AI's "Invisible" Labour Market: From Indian Cashiers to Kenyan Trainers
How much does "invisible labor" from the Global South contribute to big tech's AI success?
Image from the Outsource Accelerator
Hi everyone! I’m so glad to be back from my hiatus. I wanted to take a moment to explain why I have been away. I fell prey to every writer’s nemesis - writer’s block. This time around, however, it was not just an “I can’t put into words what it is I want to say” but also a “How relevant is this anyway?” I read “Do Not Hoard Things” by Patrick Muindi which snapped me out of my self-deprecative spiral. All that is good within us has been created for us to share.
On top of that, I have been thinking about the direction I would like this space to take.
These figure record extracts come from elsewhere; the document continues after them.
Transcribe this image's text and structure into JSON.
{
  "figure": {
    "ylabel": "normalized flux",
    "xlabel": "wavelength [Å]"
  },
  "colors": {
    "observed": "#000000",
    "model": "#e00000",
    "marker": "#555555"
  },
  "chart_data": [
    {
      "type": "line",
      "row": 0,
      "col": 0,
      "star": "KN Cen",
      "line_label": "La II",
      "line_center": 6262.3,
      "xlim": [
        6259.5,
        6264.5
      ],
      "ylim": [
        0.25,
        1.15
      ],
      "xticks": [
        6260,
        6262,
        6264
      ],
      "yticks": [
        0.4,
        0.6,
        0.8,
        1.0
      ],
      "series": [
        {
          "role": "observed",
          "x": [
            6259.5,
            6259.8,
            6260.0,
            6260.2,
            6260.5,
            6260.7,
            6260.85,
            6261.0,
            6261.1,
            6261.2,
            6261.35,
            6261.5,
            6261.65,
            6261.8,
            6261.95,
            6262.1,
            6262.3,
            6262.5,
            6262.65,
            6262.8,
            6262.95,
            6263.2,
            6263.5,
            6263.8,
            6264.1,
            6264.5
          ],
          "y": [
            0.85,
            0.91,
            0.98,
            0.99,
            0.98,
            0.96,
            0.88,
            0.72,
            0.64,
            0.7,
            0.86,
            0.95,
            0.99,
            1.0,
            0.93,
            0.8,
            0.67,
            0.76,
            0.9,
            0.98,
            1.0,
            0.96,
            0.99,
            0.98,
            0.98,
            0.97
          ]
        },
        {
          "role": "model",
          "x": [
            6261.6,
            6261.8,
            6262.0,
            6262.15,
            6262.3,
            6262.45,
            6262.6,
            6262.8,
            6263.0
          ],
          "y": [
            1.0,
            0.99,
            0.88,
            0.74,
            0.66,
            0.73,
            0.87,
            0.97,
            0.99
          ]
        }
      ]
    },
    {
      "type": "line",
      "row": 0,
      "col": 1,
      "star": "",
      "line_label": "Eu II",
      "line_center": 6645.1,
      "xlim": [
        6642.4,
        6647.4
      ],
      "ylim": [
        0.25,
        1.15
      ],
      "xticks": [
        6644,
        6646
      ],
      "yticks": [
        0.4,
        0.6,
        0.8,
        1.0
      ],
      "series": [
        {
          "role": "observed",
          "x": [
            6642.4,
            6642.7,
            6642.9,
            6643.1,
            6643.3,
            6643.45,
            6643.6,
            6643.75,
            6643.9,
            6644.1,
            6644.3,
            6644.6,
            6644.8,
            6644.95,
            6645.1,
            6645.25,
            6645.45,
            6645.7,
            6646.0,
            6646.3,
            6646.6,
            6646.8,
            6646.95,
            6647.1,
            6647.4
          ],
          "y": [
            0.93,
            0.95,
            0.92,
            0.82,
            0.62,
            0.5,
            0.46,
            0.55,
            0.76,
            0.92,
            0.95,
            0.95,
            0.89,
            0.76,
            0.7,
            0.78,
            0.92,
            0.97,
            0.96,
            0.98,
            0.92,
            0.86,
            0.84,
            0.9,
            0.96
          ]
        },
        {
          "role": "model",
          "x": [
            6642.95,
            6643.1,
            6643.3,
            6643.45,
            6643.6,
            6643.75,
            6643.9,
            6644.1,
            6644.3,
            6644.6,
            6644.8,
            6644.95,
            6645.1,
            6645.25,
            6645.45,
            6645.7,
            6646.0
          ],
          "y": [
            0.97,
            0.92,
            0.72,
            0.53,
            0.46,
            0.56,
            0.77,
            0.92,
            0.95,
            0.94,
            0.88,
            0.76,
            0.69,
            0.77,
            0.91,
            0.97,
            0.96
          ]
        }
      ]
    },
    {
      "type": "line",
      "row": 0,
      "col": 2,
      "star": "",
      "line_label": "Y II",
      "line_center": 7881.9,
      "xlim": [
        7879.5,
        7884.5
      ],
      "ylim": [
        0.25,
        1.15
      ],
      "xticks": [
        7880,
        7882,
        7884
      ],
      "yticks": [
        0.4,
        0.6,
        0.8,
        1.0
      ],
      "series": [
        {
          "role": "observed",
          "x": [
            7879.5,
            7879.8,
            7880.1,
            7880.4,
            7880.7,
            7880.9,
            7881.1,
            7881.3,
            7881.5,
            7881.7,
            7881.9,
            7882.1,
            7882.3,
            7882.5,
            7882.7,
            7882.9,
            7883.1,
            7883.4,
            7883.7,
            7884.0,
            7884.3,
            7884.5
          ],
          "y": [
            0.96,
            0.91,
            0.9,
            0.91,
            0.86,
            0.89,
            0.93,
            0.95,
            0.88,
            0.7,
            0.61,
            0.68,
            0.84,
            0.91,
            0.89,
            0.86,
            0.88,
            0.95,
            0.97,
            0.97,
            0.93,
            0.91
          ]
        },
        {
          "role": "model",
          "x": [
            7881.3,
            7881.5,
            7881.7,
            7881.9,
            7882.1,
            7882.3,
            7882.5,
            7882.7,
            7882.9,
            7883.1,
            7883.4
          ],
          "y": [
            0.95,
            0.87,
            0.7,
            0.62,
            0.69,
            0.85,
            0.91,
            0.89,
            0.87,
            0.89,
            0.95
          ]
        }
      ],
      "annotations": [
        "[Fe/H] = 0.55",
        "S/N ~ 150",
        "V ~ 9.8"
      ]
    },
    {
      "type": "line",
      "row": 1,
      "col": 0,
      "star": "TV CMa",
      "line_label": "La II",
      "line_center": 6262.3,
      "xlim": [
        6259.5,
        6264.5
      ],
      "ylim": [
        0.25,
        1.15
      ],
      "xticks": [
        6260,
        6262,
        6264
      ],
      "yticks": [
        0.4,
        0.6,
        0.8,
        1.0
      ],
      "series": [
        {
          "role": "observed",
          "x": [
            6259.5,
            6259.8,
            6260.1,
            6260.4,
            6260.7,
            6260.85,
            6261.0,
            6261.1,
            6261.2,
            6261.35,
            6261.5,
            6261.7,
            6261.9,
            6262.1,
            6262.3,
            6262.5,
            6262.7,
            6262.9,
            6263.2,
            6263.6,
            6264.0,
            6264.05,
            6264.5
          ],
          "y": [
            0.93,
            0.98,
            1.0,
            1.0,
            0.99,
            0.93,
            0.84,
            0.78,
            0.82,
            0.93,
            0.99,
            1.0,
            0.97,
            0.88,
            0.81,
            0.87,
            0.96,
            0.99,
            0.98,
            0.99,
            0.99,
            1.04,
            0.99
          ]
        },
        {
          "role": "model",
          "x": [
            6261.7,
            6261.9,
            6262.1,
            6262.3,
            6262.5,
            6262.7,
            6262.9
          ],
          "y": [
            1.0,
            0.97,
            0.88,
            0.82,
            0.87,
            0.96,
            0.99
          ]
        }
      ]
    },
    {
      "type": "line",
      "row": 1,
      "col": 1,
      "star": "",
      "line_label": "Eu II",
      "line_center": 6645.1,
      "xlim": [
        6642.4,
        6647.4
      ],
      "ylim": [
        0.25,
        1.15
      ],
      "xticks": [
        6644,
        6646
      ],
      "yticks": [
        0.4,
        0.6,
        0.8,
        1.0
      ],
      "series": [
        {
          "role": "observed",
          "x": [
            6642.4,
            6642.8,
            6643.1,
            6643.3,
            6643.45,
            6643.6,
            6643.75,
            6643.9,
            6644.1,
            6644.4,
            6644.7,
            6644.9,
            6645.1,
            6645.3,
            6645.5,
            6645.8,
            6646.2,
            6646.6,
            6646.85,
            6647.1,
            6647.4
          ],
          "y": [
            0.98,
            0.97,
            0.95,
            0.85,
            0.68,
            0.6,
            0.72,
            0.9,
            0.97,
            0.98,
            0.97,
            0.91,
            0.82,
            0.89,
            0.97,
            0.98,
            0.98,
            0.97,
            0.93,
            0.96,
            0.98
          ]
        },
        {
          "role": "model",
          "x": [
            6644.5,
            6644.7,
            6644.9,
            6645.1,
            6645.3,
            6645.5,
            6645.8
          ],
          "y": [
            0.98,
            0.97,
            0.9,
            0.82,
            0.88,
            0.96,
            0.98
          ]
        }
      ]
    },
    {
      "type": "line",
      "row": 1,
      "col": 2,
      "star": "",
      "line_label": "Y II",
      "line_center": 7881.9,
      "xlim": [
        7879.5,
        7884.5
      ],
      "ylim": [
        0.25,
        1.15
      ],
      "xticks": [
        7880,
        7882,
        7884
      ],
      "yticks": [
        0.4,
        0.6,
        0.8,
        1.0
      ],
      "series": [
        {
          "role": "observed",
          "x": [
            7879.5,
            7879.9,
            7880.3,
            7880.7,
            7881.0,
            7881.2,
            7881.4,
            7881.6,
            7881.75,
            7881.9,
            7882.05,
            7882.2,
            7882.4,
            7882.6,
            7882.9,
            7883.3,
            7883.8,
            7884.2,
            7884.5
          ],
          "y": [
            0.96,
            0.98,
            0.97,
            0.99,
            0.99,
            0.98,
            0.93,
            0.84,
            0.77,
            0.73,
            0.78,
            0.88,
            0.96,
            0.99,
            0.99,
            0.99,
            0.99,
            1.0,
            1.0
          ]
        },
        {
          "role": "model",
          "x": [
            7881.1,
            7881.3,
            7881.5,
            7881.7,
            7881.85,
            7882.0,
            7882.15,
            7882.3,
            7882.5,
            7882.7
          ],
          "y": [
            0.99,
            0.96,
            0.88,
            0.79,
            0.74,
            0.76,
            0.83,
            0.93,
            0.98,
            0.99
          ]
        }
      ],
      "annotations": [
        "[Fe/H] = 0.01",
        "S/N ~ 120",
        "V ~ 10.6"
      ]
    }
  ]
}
Rather than solely being about AI safety, I would like to branch out into futurism and strategic foresight in line with the work I am doing with the wonderful team at Silicone Humanism.
I’m excited for what the next few months in this space will look like and I hope you are as well!
Amazon’s “Just Walk Out”
Roughly eight weeks ago, I opened my X ( formerly Twitter) feed and was met with tens of memes trolling Amazon. It had been revealed to the public that the tech giant’s infamous “Just Walk Out” technology, which had been purported to be a cutting-edge, novel, and ground-breaking sensory technology, was indeed just 1,000 human laborers working in India. The Amazon associates would manually add up the value of goods in a shopper’s cart.
The Just Walk Out technology allows customers to simply walk into a physical Amazon store like Amazon Go or Amazon Fresh, shop, and walk out without having to physically scan their items to pay. Shoppers are debited virtually and receive their receipts via their Amazon account. Amazon states that the technological underpinnings responsible for this innovation are “a combination of computer vision, object recognition, advanced sensors, deep machine learning models, and generative AI.”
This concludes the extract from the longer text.